Pour comprendre l’Algérie et le peuple d’Algérie, il faut connaitre son Histoire, et particulièrement l’épisode crucial que fut l’Histoire de la Guerre de libération nationale, une guerre au terme de laquelle un peuple exsangue s’est trouvé dans une autre guerre et a vu son « indépendance confisquée », car, ainsi seulement, tant de péripéties seront éclaircies. En fait, tout cela, toute cette situation actuelle qui peut paraitre complexe, évoque, bel et bien, 1954… à ceux qui connaissent l’Histoire de l’Algérie. L’Algérie noir et blanc d’alors…


Novembre « 1954, la guerre commence en Algérie »(4)
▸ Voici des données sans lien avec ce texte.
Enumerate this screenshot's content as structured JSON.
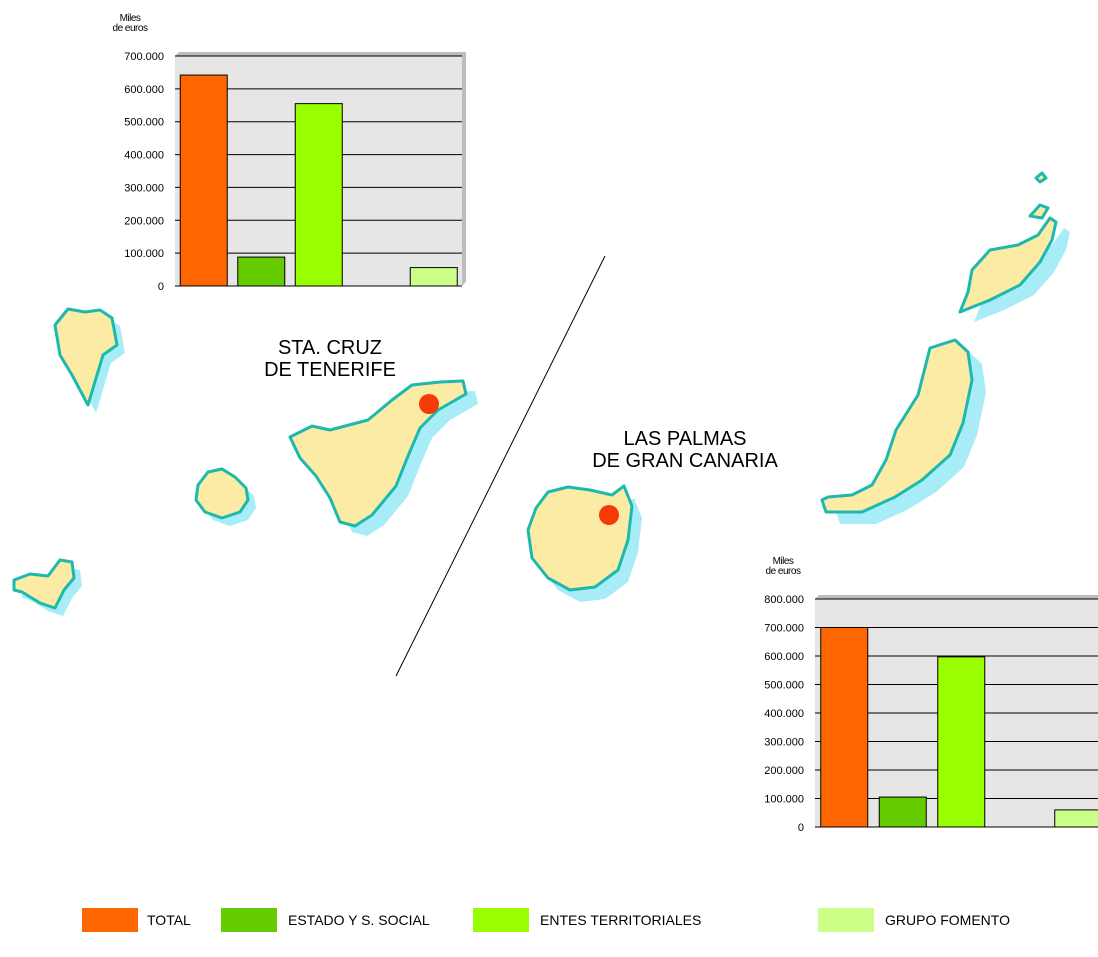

Actuellement, les hausses de salaires et autres « concessions » du régime ne sont pas sans rappeler, avec pertinence, les quelques mois qui ont précédé Novembre 1954, où quelques uns préparaient avec une abnégation nonpareille (le jeune Didouche Mourad demanda à son père son héritage et l’utilisait au service de la patrie – achat d’armes…) le déclenchement d’une Guerre libératrice, qui s’est révélait atroce et où des centaines de milliers d’Algériens ont péri, alors que le peuple, dans son écrasante majorité, « dormait » jusqu’à faire réellement croire à quelques administrateurs Français qui s’y intéressaient que, contrairement aux Tunisiens et aux Marocains (alors en pleine guerre contre la même France), « les Algériens sont heureux », « ils nous sont fidèles », « ils sont fidèles à la France », hormis quelques « perturbateurs », quelques « agitateurs », quelques « fauteurs de troubles »…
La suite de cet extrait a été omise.